The rat is observed to make its way north over a period of

several days, until it finally disappears into a storm drain

on the corner.


Sing, Muse‑‑the oogah horn, the garbage truck

Sing gutters redolent, rats out of luck‑‑

Sing rain and lights, a road too soon grown dim;

Perhaps the driver, cruel, aimed at him;

No matter‑‑now in climes empyreal sails

(Or when the wind blows, some say, erring, scales)

Our FLATRAT, while his mother, griefstruck, wails.

Sing, Muse, of dumpsters' sumptuous bounty sacked,

Of journeys home delayed, fur Firestone‑tracked;

Sing now the alley's pathless storm‑toss'd waste,

The perils unendurable, the taste

Of ratty fear. How FLATRAT, ever thinner,

(O, mocking fates! He wanted only dinner!)

Sailed northward, sing; Say how our FLATRAT, curs'd,

Navigated up to 31st.

Full foetid glared the summer's gutter flood,

Fresh press'd was he, to pavement wed. The blood

Of whisker'd generations' scrabbling toes

Fond waves dissolved; and buoyant, now, he rose.

Still stiffly grinning, gleefully afloat,

Our late‑kill'd FLATRAT, sailing like a boat,

Join'd in the stream with passing wrap and rind,

Left rodent ways (and bits of tail) behind.

Alas! Black storm‑soaked tread (all‑weather) rushed

Too near, the stiff'ning craft dashed, sinking, crushed

To weighty depths.
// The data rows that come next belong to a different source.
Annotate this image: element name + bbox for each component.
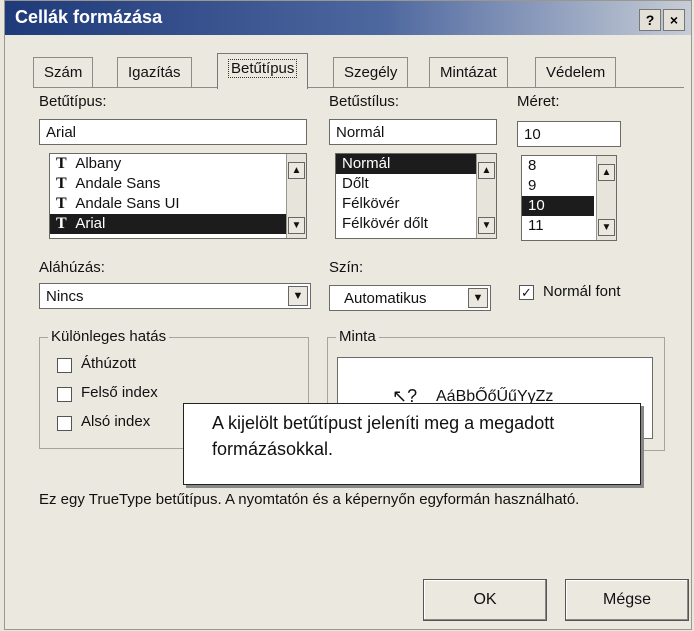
font-list-item[interactable]: T Andale Sans bbox=[50, 174, 306, 194]
color-select[interactable]: Automatikus ▼ bbox=[329, 285, 491, 311]
tab-font-label: Betűtípus bbox=[228, 59, 298, 78]
scroll-up-icon[interactable]: ▲ bbox=[288, 162, 305, 179]
color-label: Szín: bbox=[329, 259, 364, 276]
scroll-up-icon[interactable]: ▲ bbox=[598, 164, 615, 181]
title-bar: Cellák formázása ? × bbox=[5, 1, 691, 35]
font-list-item[interactable]: T Andale Sans UI bbox=[50, 194, 306, 214]
font-list-item-selected[interactable]: T Arial bbox=[50, 214, 306, 234]
tab-number[interactable]: Szám bbox=[33, 57, 94, 88]
style-input[interactable]: Normál bbox=[329, 119, 497, 145]
style-label: Betűstílus: bbox=[329, 93, 400, 110]
style-list-item[interactable]: Dőlt bbox=[336, 174, 496, 194]
preview-legend: Minta bbox=[336, 328, 379, 345]
size-label: Méret: bbox=[517, 93, 560, 110]
font-description: Ez egy TrueType betűtípus. A nyomtatón é… bbox=[39, 491, 580, 508]
tab-alignment[interactable]: Igazítás bbox=[117, 57, 192, 88]
underline-select[interactable]: Nincs ▼ bbox=[39, 283, 311, 309]
chevron-down-icon[interactable]: ▼ bbox=[288, 286, 308, 306]
effects-legend: Különleges hatás bbox=[48, 328, 170, 345]
style-list-item[interactable]: Félkövér dőlt bbox=[336, 214, 496, 234]
normal-font-checkbox[interactable]: ✓ bbox=[519, 285, 534, 300]
scroll-down-icon[interactable]: ▼ bbox=[598, 219, 615, 236]
normal-font-label: Normál font bbox=[543, 283, 621, 300]
truetype-icon: T bbox=[56, 175, 67, 192]
font-input[interactable]: Arial bbox=[39, 119, 307, 145]
font-list-item[interactable]: T Albany bbox=[50, 154, 306, 174]
size-list[interactable]: 8 9 10 11 ▲ ▼ bbox=[521, 155, 617, 241]
size-input[interactable]: 10 bbox=[517, 121, 621, 147]
size-list-scrollbar[interactable]: ▲ ▼ bbox=[596, 156, 616, 240]
tab-protection[interactable]: Védelem bbox=[535, 57, 617, 88]
style-list[interactable]: Normál Dőlt Félkövér Félkövér dőlt ▲ ▼ bbox=[335, 153, 497, 239]
style-list-item[interactable]: Félkövér bbox=[336, 194, 496, 214]
style-list-scrollbar[interactable]: ▲ ▼ bbox=[476, 154, 496, 238]
close-button[interactable]: × bbox=[663, 9, 685, 31]
size-list-item-selected[interactable]: 10 bbox=[522, 196, 594, 216]
cancel-button[interactable]: Mégse bbox=[565, 579, 689, 621]
strikethrough-label: Áthúzott bbox=[81, 355, 137, 372]
scroll-down-icon[interactable]: ▼ bbox=[478, 217, 495, 234]
format-cells-dialog: Cellák formázása ? × Szám Igazítás Betűt… bbox=[4, 0, 692, 630]
help-tooltip: A kijelölt betűtípust jeleníti meg a meg… bbox=[183, 403, 641, 485]
truetype-icon: T bbox=[56, 195, 67, 212]
truetype-icon: T bbox=[56, 155, 67, 172]
help-button[interactable]: ? bbox=[639, 9, 661, 31]
underline-label: Aláhúzás: bbox=[39, 259, 105, 276]
scroll-down-icon[interactable]: ▼ bbox=[288, 217, 305, 234]
font-list-scrollbar[interactable]: ▲ ▼ bbox=[286, 154, 306, 238]
tab-pattern[interactable]: Mintázat bbox=[429, 57, 508, 88]
font-label: Betűtípus: bbox=[39, 93, 107, 110]
ok-button[interactable]: OK bbox=[423, 579, 547, 621]
underline-value: Nincs bbox=[46, 288, 84, 305]
dialog-title: Cellák formázása bbox=[15, 7, 163, 27]
chevron-down-icon[interactable]: ▼ bbox=[468, 288, 488, 308]
superscript-checkbox[interactable] bbox=[57, 387, 72, 402]
strikethrough-checkbox[interactable] bbox=[57, 358, 72, 373]
style-list-item-selected[interactable]: Normál bbox=[336, 154, 496, 174]
truetype-icon: T bbox=[56, 215, 67, 232]
superscript-label: Felső index bbox=[81, 384, 158, 401]
tab-font[interactable]: Betűtípus bbox=[217, 53, 309, 89]
color-value: Automatikus bbox=[344, 290, 427, 307]
scroll-up-icon[interactable]: ▲ bbox=[478, 162, 495, 179]
font-list[interactable]: T Albany T Andale Sans T Andale Sans UI … bbox=[49, 153, 307, 239]
subscript-label: Alsó index bbox=[81, 413, 151, 430]
tab-border[interactable]: Szegély bbox=[333, 57, 409, 88]
subscript-checkbox[interactable] bbox=[57, 416, 72, 431]
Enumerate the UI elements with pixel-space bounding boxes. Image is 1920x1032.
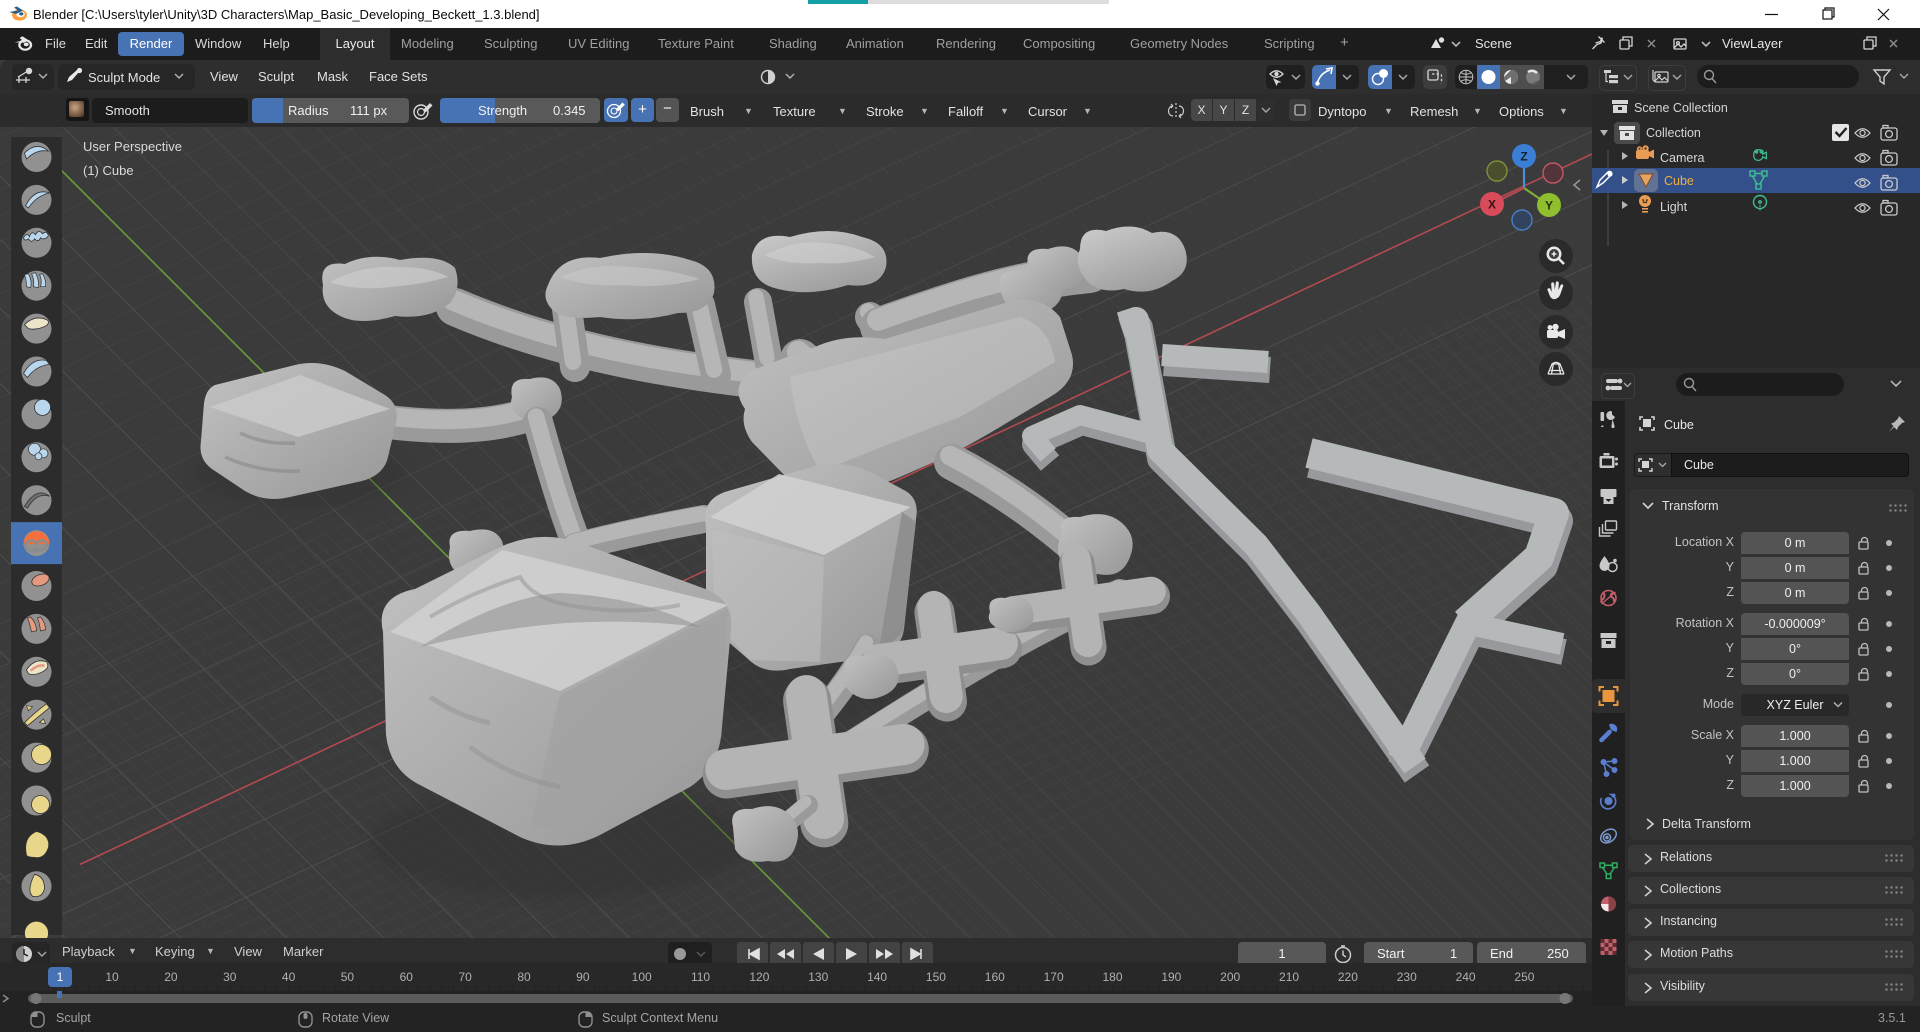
- svg-text:(1) Cube: (1) Cube: [83, 163, 134, 178]
- svg-text:Light: Light: [1660, 200, 1688, 214]
- svg-text:Cube: Cube: [1664, 174, 1694, 188]
- svg-text:Camera: Camera: [1660, 151, 1705, 165]
- svg-text:User Perspective: User Perspective: [83, 139, 182, 154]
- svg-text:Y: Y: [1545, 199, 1553, 213]
- svg-text:Scene Collection: Scene Collection: [1634, 101, 1728, 115]
- svg-text:X: X: [1488, 198, 1496, 212]
- svg-text:Collection: Collection: [1646, 126, 1701, 140]
- svg-text:Z: Z: [1520, 150, 1527, 164]
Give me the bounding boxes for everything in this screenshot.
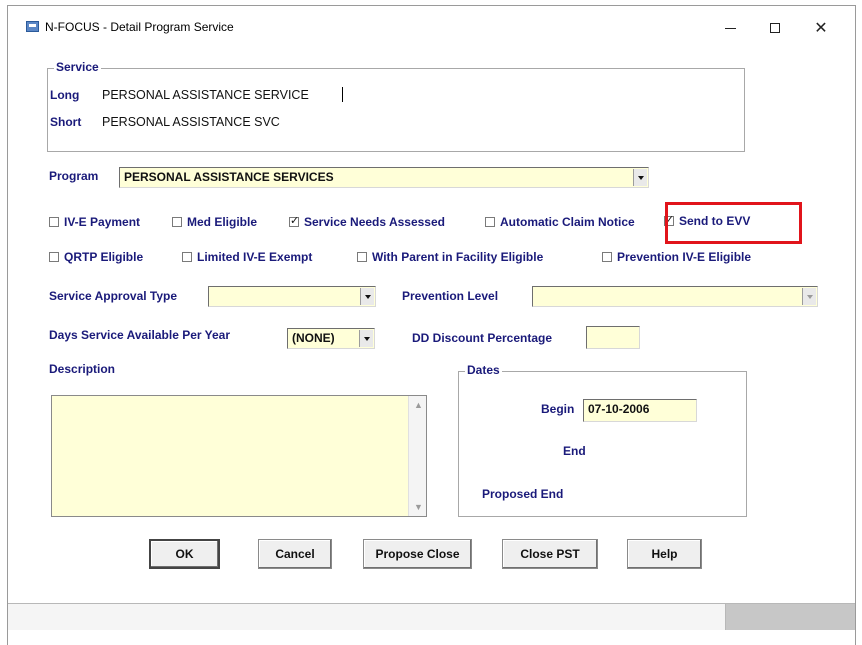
dialog-window: N-FOCUS - Detail Program Service ✕ Servi… [7, 5, 856, 645]
minimize-button[interactable] [710, 14, 750, 42]
highlight-box [665, 202, 802, 244]
checkbox-limited-ive-exempt[interactable]: Limited IV-E Exempt [182, 250, 312, 264]
close-icon: ✕ [814, 20, 828, 37]
checkbox-with-parent-in-facility[interactable]: With Parent in Facility Eligible [357, 250, 543, 264]
scroll-up-icon[interactable]: ▲ [414, 400, 423, 410]
program-value: PERSONAL ASSISTANCE SERVICES [124, 170, 334, 184]
checkbox-label: Service Needs Assessed [304, 215, 445, 229]
program-select[interactable]: PERSONAL ASSISTANCE SERVICES [119, 167, 649, 188]
checkbox-qrtp-eligible[interactable]: QRTP Eligible [49, 250, 143, 264]
checkbox-box[interactable] [602, 252, 612, 262]
title-bar: N-FOCUS - Detail Program Service ✕ [8, 6, 855, 46]
days-available-label: Days Service Available Per Year [49, 328, 231, 342]
checkbox-box[interactable] [485, 217, 495, 227]
approval-type-label: Service Approval Type [49, 289, 178, 303]
cancel-button[interactable]: Cancel [258, 539, 332, 569]
short-label: Short [50, 115, 82, 129]
proposed-end-label: Proposed End [482, 487, 564, 501]
minimize-icon [724, 27, 736, 29]
checkbox-label: IV-E Payment [64, 215, 141, 229]
checkbox-box[interactable] [182, 252, 192, 262]
checkbox-box[interactable] [357, 252, 367, 262]
checkbox-label: Limited IV-E Exempt [197, 250, 313, 264]
app-icon [26, 21, 39, 32]
long-value[interactable]: PERSONAL ASSISTANCE SERVICE [102, 88, 309, 102]
checkbox-box[interactable] [49, 252, 59, 262]
status-bar-right [726, 604, 855, 630]
checkbox-label: QRTP Eligible [64, 250, 144, 264]
service-legend: Service [54, 60, 101, 74]
help-button[interactable]: Help [627, 539, 702, 569]
text-cursor [342, 87, 343, 102]
days-dropdown-button[interactable] [359, 330, 373, 347]
dd-discount-input[interactable] [586, 326, 640, 349]
approval-dropdown-button[interactable] [360, 288, 374, 305]
scroll-down-icon[interactable]: ▼ [414, 502, 423, 512]
long-label: Long [50, 88, 80, 102]
prevention-level-label: Prevention Level [402, 289, 499, 303]
propose-close-button[interactable]: Propose Close [363, 539, 472, 569]
close-pst-button[interactable]: Close PST [502, 539, 598, 569]
description-scrollbar[interactable]: ▲ ▼ [408, 396, 426, 516]
checkbox-label: With Parent in Facility Eligible [372, 250, 544, 264]
description-label: Description [49, 362, 116, 376]
maximize-icon [770, 23, 780, 33]
chevron-down-icon [364, 294, 371, 299]
checkbox-ive-payment[interactable]: IV-E Payment [49, 215, 140, 229]
chevron-down-icon [637, 175, 644, 180]
close-button[interactable]: ✕ [801, 14, 841, 42]
approval-type-select[interactable] [208, 286, 376, 307]
service-group: Service Long PERSONAL ASSISTANCE SERVICE… [47, 60, 745, 152]
begin-date-value: 07-10-2006 [588, 402, 650, 416]
dd-discount-label: DD Discount Percentage [412, 331, 553, 345]
checkbox-service-needs-assessed[interactable]: Service Needs Assessed [289, 214, 445, 229]
checkbox-box[interactable] [49, 217, 59, 227]
checkbox-label: Med Eligible [187, 215, 258, 229]
maximize-button[interactable] [755, 14, 795, 42]
program-label: Program [49, 169, 99, 183]
dates-group: Dates Begin 07-10-2006 End Proposed End [458, 363, 747, 517]
prevention-dropdown-button[interactable] [802, 288, 816, 305]
checkbox-label: Automatic Claim Notice [500, 215, 635, 229]
program-dropdown-button[interactable] [633, 169, 647, 186]
chevron-down-icon [806, 294, 813, 299]
status-bar-main [8, 604, 726, 630]
checkbox-automatic-claim-notice[interactable]: Automatic Claim Notice [485, 215, 635, 229]
end-label: End [563, 444, 586, 458]
window-title: N-FOCUS - Detail Program Service [45, 20, 234, 34]
days-available-value: (NONE) [292, 331, 335, 345]
checkbox-label: Prevention IV-E Eligible [617, 250, 752, 264]
begin-label: Begin [541, 402, 575, 416]
ok-button[interactable]: OK [149, 539, 220, 569]
checkbox-box[interactable] [289, 214, 299, 227]
description-textarea[interactable]: ▲ ▼ [51, 395, 427, 517]
short-value[interactable]: PERSONAL ASSISTANCE SVC [102, 115, 280, 129]
checkbox-prevention-ive-eligible[interactable]: Prevention IV-E Eligible [602, 250, 751, 264]
days-available-select[interactable]: (NONE) [287, 328, 375, 349]
chevron-down-icon [363, 336, 370, 341]
checkbox-box[interactable] [172, 217, 182, 227]
begin-date-input[interactable]: 07-10-2006 [583, 399, 697, 422]
checkbox-med-eligible[interactable]: Med Eligible [172, 215, 257, 229]
dates-legend: Dates [465, 363, 502, 377]
prevention-level-select[interactable] [532, 286, 818, 307]
status-bar [8, 603, 855, 631]
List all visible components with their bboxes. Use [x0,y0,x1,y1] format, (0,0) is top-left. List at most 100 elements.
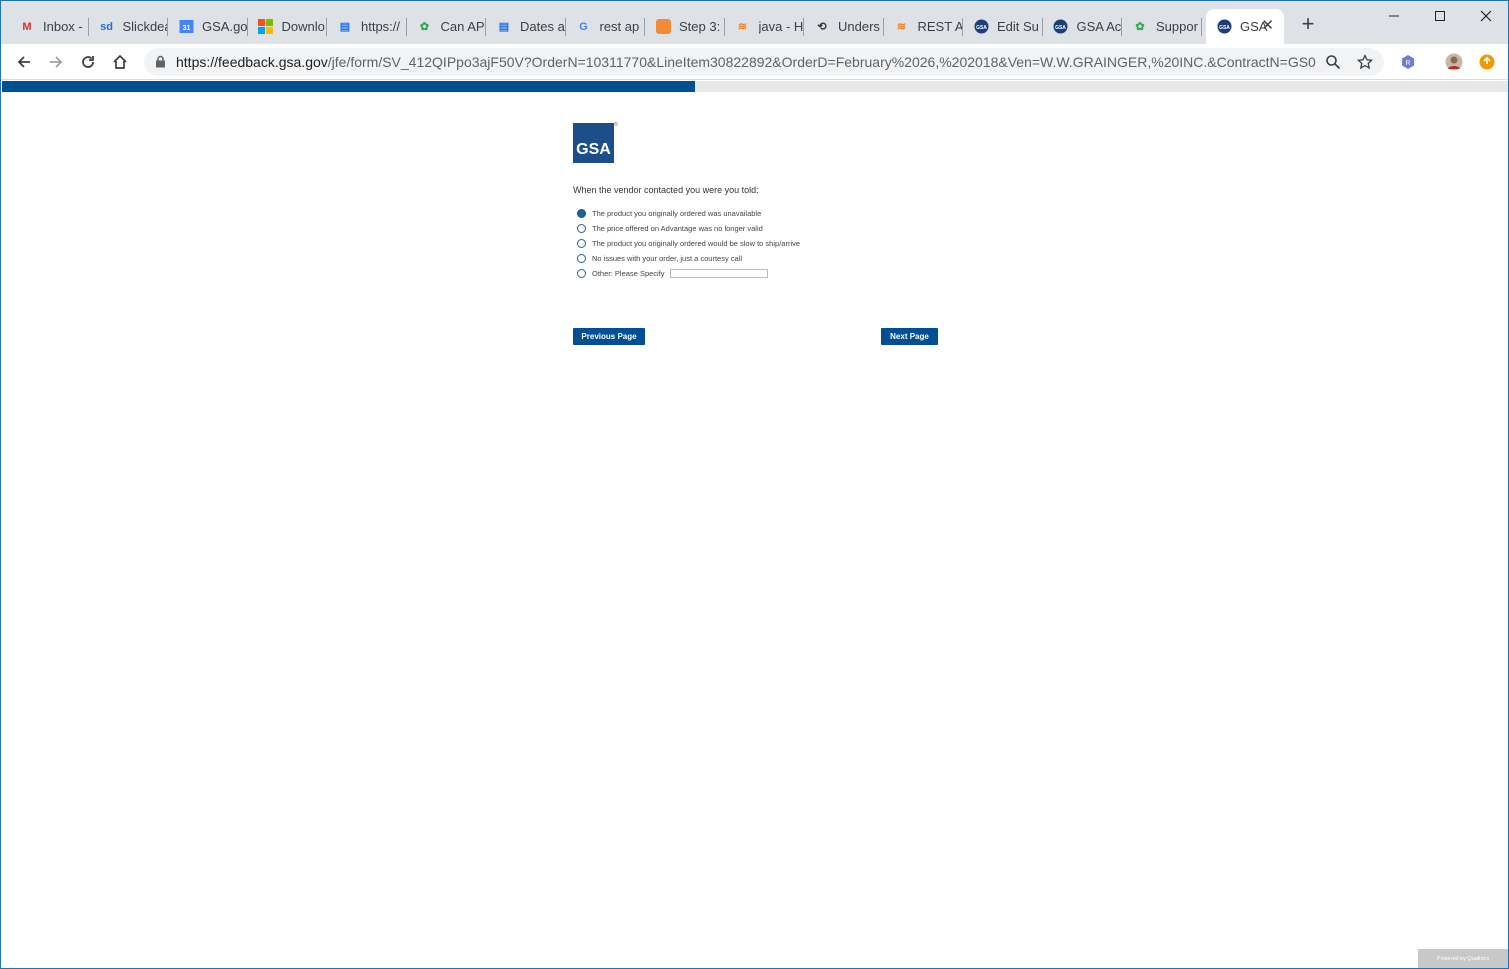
tab-title: Suppor [1156,19,1198,34]
tab-title: Downlo [281,19,325,34]
browser-tab[interactable]: ✿ Can AP [407,9,486,44]
back-button[interactable] [12,50,36,74]
tab-separator [1200,18,1202,36]
choice-option[interactable]: Other: Please Specify [577,266,800,281]
radio-button[interactable] [577,254,586,263]
browser-tab[interactable]: ≋ java - H [725,9,804,44]
community-icon: ✿ [419,21,430,33]
tab-title: Step 3: [679,19,721,34]
bookmark-star-icon[interactable] [1356,53,1374,71]
url-text[interactable]: https://feedback.gsa.gov/jfe/form/SV_412… [176,54,1316,70]
tab-title: Unders [838,19,880,34]
calendar-icon: 31 [178,19,194,35]
choice-list: The product you originally ordered was u… [577,206,800,281]
choice-label[interactable]: No issues with your order, just a courte… [592,254,742,263]
browser-tab[interactable]: GSA GSA Ac [1043,9,1122,44]
browser-tab[interactable]: Downlo [248,9,327,44]
svg-text:GSA: GSA [1055,25,1066,31]
choice-option[interactable]: The product you originally ordered would… [577,236,800,251]
forward-button[interactable] [44,50,68,74]
tab-title: Inbox - [43,19,83,34]
browser-tab[interactable]: GSA GSA ✕ [1206,9,1284,44]
browser-tab[interactable]: ✿ Suppor [1122,9,1202,44]
browser-tab[interactable]: ≋ REST A [884,9,964,44]
extension-hexagon-icon[interactable]: R [1396,50,1420,74]
svg-text:GSA: GSA [1219,25,1230,31]
google-icon: G [579,20,588,33]
link-icon: ⟲ [817,21,827,33]
close-tab-icon[interactable]: ✕ [1261,18,1274,33]
maximize-button[interactable] [1417,5,1463,27]
other-specify-input[interactable] [669,269,768,278]
tab-title: https:// [361,19,401,34]
tab-title: java - H [758,19,804,34]
lock-icon [156,55,165,68]
browser-tab[interactable]: ▤ Dates a [486,9,566,44]
choice-label[interactable]: The product you originally ordered was u… [592,209,761,218]
trademark-mark: ® [614,122,618,128]
choice-option[interactable]: The product you originally ordered was u… [577,206,800,221]
book-icon: ▤ [498,21,510,33]
previous-page-button[interactable]: Previous Page [573,328,645,345]
svg-text:R: R [1405,60,1410,67]
choice-label[interactable]: The price offered on Advantage was no lo… [592,224,763,233]
close-window-button[interactable] [1463,5,1508,27]
reload-button[interactable] [76,50,100,74]
minimize-button[interactable] [1371,5,1417,27]
maximize-icon [1435,11,1445,21]
survey-progress-fill [2,81,695,92]
browser-tab[interactable]: M Inbox - [9,9,89,44]
address-bar[interactable]: https://feedback.gsa.gov/jfe/form/SV_412… [144,48,1384,76]
survey-progress-bar [2,81,1508,92]
avatar-icon [1445,53,1463,71]
close-icon [1480,10,1492,22]
tab-title: Slickdea [122,19,169,34]
gmail-icon: M [22,20,32,33]
browser-tab[interactable]: ▤ https:// [327,9,407,44]
browser-tab[interactable]: ⟲ Unders [804,9,884,44]
gsa-logo: GSA [573,123,614,163]
radio-button[interactable] [577,239,586,248]
slickdeals-icon: sd [100,20,113,33]
gsa-seal-icon: GSA [973,19,989,35]
radio-button-selected[interactable] [577,209,586,218]
tab-title: rest ap [599,19,640,34]
browser-tab[interactable]: sd Slickdea [89,9,169,44]
browser-toolbar: https://feedback.gsa.gov/jfe/form/SV_412… [1,44,1508,80]
tab-title: Dates a [520,19,565,34]
microsoft-icon [258,19,274,35]
choice-option[interactable]: The price offered on Advantage was no lo… [577,221,800,236]
browser-tab[interactable]: Grest ap [566,9,645,44]
forward-arrow-icon [50,56,63,68]
browser-tab[interactable]: 31 GSA.go [168,9,248,44]
radio-button[interactable] [577,224,586,233]
tab-strip: + M Inbox - sd Slickdea 31 GSA.go Downlo ▤ https… [1,1,1508,44]
zoom-icon[interactable] [1324,53,1342,71]
minimize-icon [1389,15,1399,17]
next-page-button[interactable]: Next Page [881,328,938,345]
radio-button[interactable] [577,269,586,278]
tab-title: GSA Ac [1076,19,1122,34]
gsa-seal-icon: GSA [1053,19,1069,35]
home-button[interactable] [108,50,132,74]
choice-option[interactable]: No issues with your order, just a courte… [577,251,800,266]
svg-text:GSA: GSA [976,25,987,31]
tab-title: Edit Su [997,19,1039,34]
profile-avatar[interactable] [1442,50,1466,74]
browser-window: + M Inbox - sd Slickdea 31 GSA.go Downlo ▤ https… [0,0,1509,969]
new-tab-button[interactable]: + [1297,13,1319,36]
tab-title: GSA.go [202,19,248,34]
orange-square-icon [655,19,671,35]
choice-label[interactable]: Other: Please Specify [592,269,665,278]
community-icon: ✿ [1135,21,1145,33]
back-arrow-icon [17,56,30,68]
stackoverflow-icon: ≋ [737,21,748,33]
tab-title: REST A [917,19,964,34]
tab-title: Can AP [440,19,485,34]
browser-tab[interactable]: Step 3: [645,9,725,44]
browser-tab[interactable]: GSA Edit Su [963,9,1043,44]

Then soaring ever higher,

Our FLATRAT rose again, stuck to the tire.

A ferris wheel, at night, when summer lingers,

Will pause, sometimes, mid‑cycle; sticky fingers

Cotton‑candied, children swing on high

(Small silhouettes against a circus sky)

While bits of hot dog, ticket stubs, and gum                         

Awaiting revolutions yet to come

Unyielding, cling: so FLATRAT at the top

Adhered, no less determined than the slop

That wetly clung around him. Or as when

Cortez, upon his peak in Darien

(He, thinner still, consisting just of pages)

Stood unexpected, none the less couragous,

So FLATRAT stuck surveying his demesne

Atop the tire, betissued, in the rain.

"Leave us alone" the flotsam seemed to call;

"We will not wander further. Here is all

That can be wished; we are so tired, and sore;

Leave us alone; we will not wander more."

Still FLATRAT was not sway'd, though swaying; slow

At first, then faster turn'd the wheel; below

Raged torrents; tarmac steamed; and cold

Clawed deep within, or must have, as he rolled.

Sing, Muse! what rat, steel‑sinew'd, late compress'd

Looms o'er the black‑wall'd retread's stone‑scarr'd crest?

No styx, this gutter; no Teiresias calls

Out to our Flatrat; Morn to Eve he falls.

Sing, Muse, how Flatrat near the Zenith fell,

No Mulciber, he, damp, extinguish'd; tell

How Flatrat, falling, tumbled wetly into Hell.


End of Book One.

I remain, Sir, as always, yours truly, &c. &c., Al.